Here is what we know so far:
– The Boeing 737 Max 8 crashed around Bishoftu, or Debre Zeit, some 31 miles (50km) south of the Ethiopian capital, shortly after taking off at 8.38am local time on Sunday.
– There were 149 passengers and eight crew on board flight ET302 which was heading for Nairobi, Kenya. There were no survivors.
– The victims comprised more than 35 nationalities, the majority of whom were from Kenya, Canada, Ethiopia, China, Italy, the US, France, the UK, Egypt and Germany.
– Among them were United Nations workers Joanna Toole, 36, from Devon, and father-of-two Michael Ryan, who had lived in Lahinch in Co Clare. Joseph Waithaka, a 55-year-old who lived in Hull for a decade before moving back to his native Kenya, also died in the crash.

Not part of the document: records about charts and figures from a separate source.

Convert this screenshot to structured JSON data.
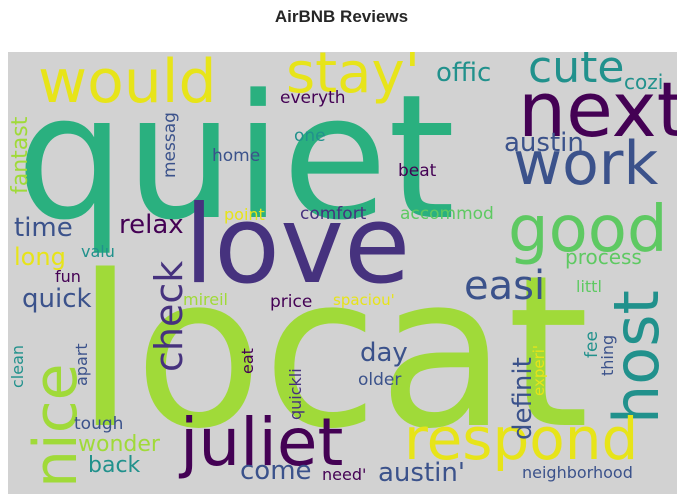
{
  "title": "AirBNB Reviews",
  "colors": {
    "background": "#d2d2d2",
    "dark_purple": "#440154",
    "indigo": "#3b528b",
    "teal": "#21918c",
    "green_teal": "#2ab07f",
    "green": "#5ec962",
    "lime": "#a0da39",
    "yellow": "#e7e419"
  },
  "words": {
    "locat": "locat",
    "quiet": "quiet",
    "love": "love",
    "would": "would",
    "stay": "stay'",
    "next": "next",
    "work": "work",
    "cute": "cute",
    "offic": "offic",
    "cozi": "cozi",
    "good": "good",
    "host": "host",
    "nice": "nice",
    "juliet": "juliet",
    "respond": "respond",
    "easi": "easi",
    "check": "check",
    "austin_1": "austin",
    "austin_2": "austin'",
    "relax": "relax",
    "time": "time",
    "long": "long",
    "quick": "quick",
    "fantast": "fantast",
    "messag": "messag",
    "everyth": "everyth",
    "one": "one",
    "home": "home",
    "beat": "beat",
    "point": "point",
    "comfort": "comfort",
    "accommod": "accommod",
    "process": "process",
    "valu": "valu",
    "fun": "fun",
    "littl": "littl",
    "mireil": "mireil",
    "price": "price",
    "spaciou": "spaciou'",
    "day": "day",
    "definit": "definit",
    "fee": "fee",
    "thing": "thing",
    "experi": "experi'",
    "older": "older",
    "clean": "clean",
    "apart": "apart",
    "eat": "eat",
    "quickli": "quickli",
    "tough": "tough",
    "wonder": "wonder",
    "back": "back",
    "come": "come",
    "need": "need'",
    "neighborhood": "neighborhood"
  }
}
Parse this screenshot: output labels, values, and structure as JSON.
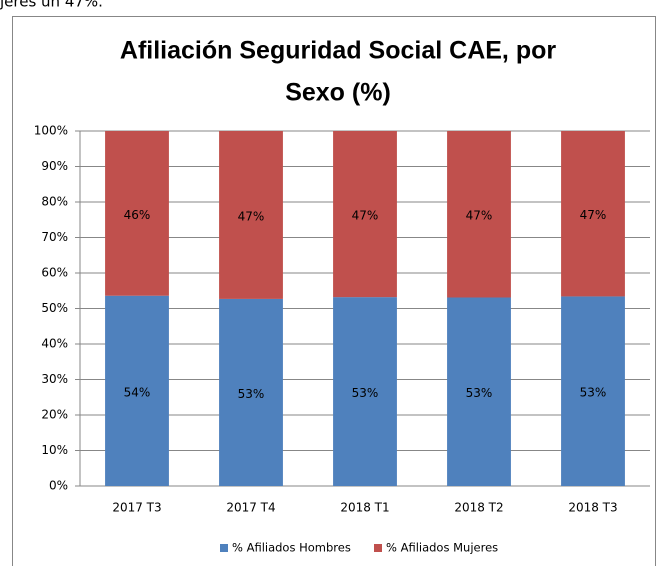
{
  "page_fragment": "jeres un 47%.",
  "chart_data": {
    "type": "stacked_bar",
    "title": [
      "Afiliación Seguridad Social CAE, por",
      "Sexo (%)"
    ],
    "categories": [
      "2017 T3",
      "2017 T4",
      "2018 T1",
      "2018 T2",
      "2018 T3"
    ],
    "series": [
      {
        "name": "% Afiliados Hombres",
        "color": "#4f81bd",
        "values": [
          53.6,
          52.7,
          53.2,
          53.1,
          53.4
        ],
        "value_labels": [
          "54%",
          "53%",
          "53%",
          "53%",
          "53%"
        ]
      },
      {
        "name": "% Afiliados Mujeres",
        "color": "#c0504d",
        "values": [
          46.4,
          47.3,
          46.8,
          46.9,
          46.6
        ],
        "value_labels": [
          "46%",
          "47%",
          "47%",
          "47%",
          "47%"
        ]
      }
    ],
    "ylim": [
      0,
      100
    ],
    "yticks": [
      {
        "value": 0,
        "label": "0%"
      },
      {
        "value": 10,
        "label": "10%"
      },
      {
        "value": 20,
        "label": "20%"
      },
      {
        "value": 30,
        "label": "30%"
      },
      {
        "value": 40,
        "label": "40%"
      },
      {
        "value": 50,
        "label": "50%"
      },
      {
        "value": 60,
        "label": "60%"
      },
      {
        "value": 70,
        "label": "70%"
      },
      {
        "value": 80,
        "label": "80%"
      },
      {
        "value": 90,
        "label": "90%"
      },
      {
        "value": 100,
        "label": "100%"
      }
    ],
    "grid": true,
    "legend": "bottom"
  }
}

– Early indications showed that 19 employees of UN-affiliated organisations were killed, with its environmental forum due to start in Nairobi on Monday.

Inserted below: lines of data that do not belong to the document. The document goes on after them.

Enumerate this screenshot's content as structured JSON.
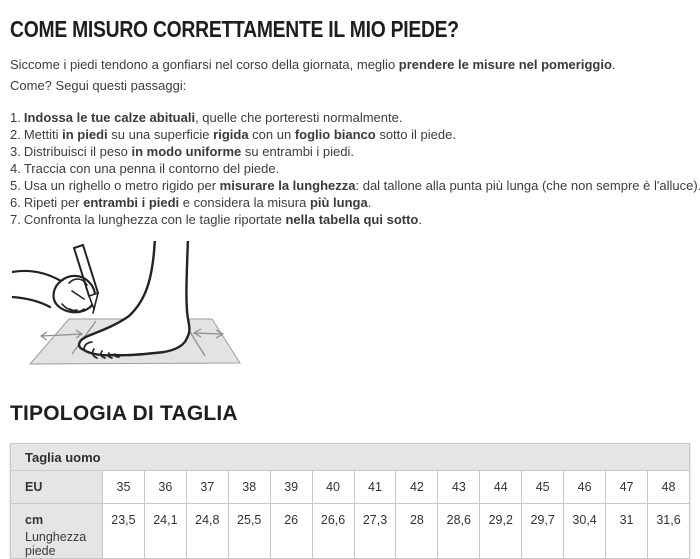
{
  "page": {
    "title": "COME MISURO CORRETTAMENTE IL MIO PIEDE?",
    "intro_segments": [
      {
        "t": "Siccome i piedi tendono a gonfiarsi nel corso della giornata, meglio ",
        "b": false
      },
      {
        "t": "prendere le misure nel pomeriggio",
        "b": true
      },
      {
        "t": ". Come? Segui questi passaggi:",
        "b": false
      }
    ],
    "steps": [
      {
        "num": "1.",
        "segments": [
          {
            "t": "Indossa le tue calze abituali",
            "b": true
          },
          {
            "t": ", quelle che porteresti normalmente.",
            "b": false
          }
        ]
      },
      {
        "num": "2.",
        "segments": [
          {
            "t": "Mettiti ",
            "b": false
          },
          {
            "t": "in piedi",
            "b": true
          },
          {
            "t": " su una superficie ",
            "b": false
          },
          {
            "t": "rigida",
            "b": true
          },
          {
            "t": " con un ",
            "b": false
          },
          {
            "t": "foglio bianco",
            "b": true
          },
          {
            "t": " sotto il piede.",
            "b": false
          }
        ]
      },
      {
        "num": "3.",
        "segments": [
          {
            "t": "Distribuisci il peso ",
            "b": false
          },
          {
            "t": "in modo uniforme",
            "b": true
          },
          {
            "t": " su entrambi i piedi.",
            "b": false
          }
        ]
      },
      {
        "num": "4.",
        "segments": [
          {
            "t": "Traccia con una penna il contorno del piede.",
            "b": false
          }
        ]
      },
      {
        "num": "5.",
        "segments": [
          {
            "t": "Usa un righello o metro rigido per ",
            "b": false
          },
          {
            "t": "misurare la lunghezza",
            "b": true
          },
          {
            "t": ": dal tallone alla punta più lunga (che non sempre è l'alluce).",
            "b": false
          }
        ]
      },
      {
        "num": "6.",
        "segments": [
          {
            "t": "Ripeti per ",
            "b": false
          },
          {
            "t": "entrambi i piedi",
            "b": true
          },
          {
            "t": " e considera la misura ",
            "b": false
          },
          {
            "t": "più lunga",
            "b": true
          },
          {
            "t": ".",
            "b": false
          }
        ]
      },
      {
        "num": "7.",
        "segments": [
          {
            "t": "Confronta la lunghezza con le taglie riportate ",
            "b": false
          },
          {
            "t": "nella tabella qui sotto",
            "b": true
          },
          {
            "t": ".",
            "b": false
          }
        ]
      }
    ],
    "section2_title": "TIPOLOGIA DI TAGLIA"
  },
  "illustration": {
    "description": "line drawing of a hand with a pen tracing a foot standing on a sheet of paper, with length-measurement arrows at toe and heel"
  },
  "size_table": {
    "header": "Taglia uomo",
    "row_eu_label": "EU",
    "row_cm_label": "cm",
    "row_cm_sublabel": "Lunghezza piede",
    "eu_sizes": [
      "35",
      "36",
      "37",
      "38",
      "39",
      "40",
      "41",
      "42",
      "43",
      "44",
      "45",
      "46",
      "47",
      "48"
    ],
    "cm_values": [
      "23,5",
      "24,1",
      "24,8",
      "25,5",
      "26",
      "26,6",
      "27,3",
      "28",
      "28,6",
      "29,2",
      "29,7",
      "30,4",
      "31",
      "31,6"
    ]
  },
  "colors": {
    "heading_text": "#1e1e1e",
    "body_text": "#3d3d3d",
    "table_gray_bg": "#e5e5e5",
    "table_border": "#c8c8c8",
    "paper_fill": "#e3e3e3",
    "drawing_stroke": "#222222"
  }
}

– The cause of the disaster is yet to be determined; however, it has already had a wider impact on operations of Boeing’s 737 Max 8, one of which was involved in another deadly crash less than five months ago.
– Ethiopian Airlines said it has grounded all of its Max 8 aircraft as an “extra safety precaution”.
– All Chinese airlines have suspended operations involving the Max 8 on the orders of the country’s civil aviation authority.
– Cayman Airways, which operates two Max 8s in the Caribbean, has also suspended operations to maintain “complete and undoubtable safe operations”.
– Records show that Ethiopian Airlines took delivery of its doomed aircraft as recently as November.
– The plane had flown from Johannesburg to Addis Ababa earlier on Sunday morning, and previously underwent “rigorous” testing on February 4, according to the airline.
– Minutes into the flight the pilot sent out a distress call and was given clearance to return, according to Ethiopian Airlines chief executive Tewolde Gebremariam.
– An eyewitness said there an intense fire when the plane crashed and “everything is burnt down”.